WeFarmUp vient de remporter la 12ème édition de la BFM Académie. Première start-up agricole française, elle souhaite restaurer la compétitivité des exploitants agricoles en créant une rupture dans les pratiques des agriculteurs. Explications de Jean-Paul Hébrard, son co-fondateur.

On vous qualifie souvent de « Airbnb du matériel agricole ». Quels services proposez-vous précisément ?

Jean-Paul Hébrard : Créée il y a dix-huit mois avec Laurent Bernède, WeFarmUp.com est en effet une plateforme Internet. Elle permet de mettre en relation les agriculteurs ayant besoin de matériel agricole avec ceux qui en louent. La durée de la location – totalement sécurisée car assurée par Groupama – est de 24 heures ou davantage selon les besoins. A la différence des Cuma, l’agriculteur n’est donc pas obligé de passer par la case banque et achat. Notre offre complète d’ailleurs celle des Cuma, dont certaines participent déjà à WeFarmUp pour mieux rentabiliser leurs propres achats.

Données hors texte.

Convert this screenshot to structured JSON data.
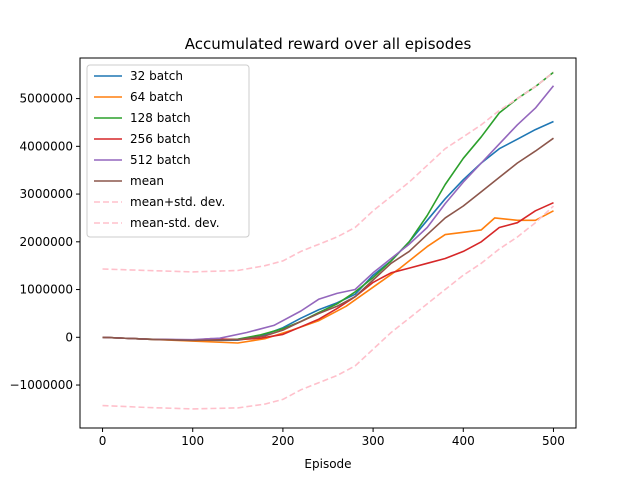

Cette initiative répond à un besoin essentiel de l’agriculture française : réduire considérablement les charges des exploitants par la diminution de l’immobilisation des capitaux. En France, nous sommes clairement confrontés à un problème de suréquipement avec un capital matériel immobilisé par hectare dix fois supérieur à celui de certains de nos concurrents sur les marchés internationaux des céréales. Cela pénalise de fait notre compétitivité.

Pourquoi ce problème n’a-t-il pas été pris en main par les organisations agricoles ?

Cela est d’autant plus étonnant que ces chiffres sont connus depuis longtemps de tout l’écosystème para-agricole. Pendant des années, on a incité l’agriculteur à investir dans du matériel toujours plus performant certes, mais toujours plus cher. Le prix d’un tracteur a doublé en vingt ans, celui d’une charrue en dix ans ! Tant que la marge de l’agriculteur le permettait, tout le monde laissait ce système perdurer : la banque qui prêtait, le constructeur qui construisait, le concessionnaire qui vendait, et même la presse qui engrangeait des pages de publicité. Et ce avec la bénédiction de l’Etat qui incite à l’achat en procédant à la dé fiscalisation des bénéfices, alors qu’il aurait été bien plus pertinent de mettre en place un réel mécanisme de lissage des revenus.

Aujourd’hui, cet édifice ne fonctionne plus pour deux raisons : d’une part, la variabilité des prix agricoles rend les emprunts difficiles à prévoir. C’est notamment ce qui explique pourquoi certaines exploitations déposent aujourd’hui le bilan. D’autre part, nous avons de plus en plus de concurrents à l’échelle mondiale qui affutent leur compétitivité. Comment rentabiliser aujourd’hui la même moissonneuse-batteuse, utilisée sur une ferme de 5000 hectares en Ukraine et de 300 hectares dans la Beauce ? Si nous ne voulons pas de fermes géantes en France, il faut inventer de nouvelles formes de mutualisation des investissements.

Vous êtes président d’une association dénommée #CoFarming. De quoi s’agit-il ?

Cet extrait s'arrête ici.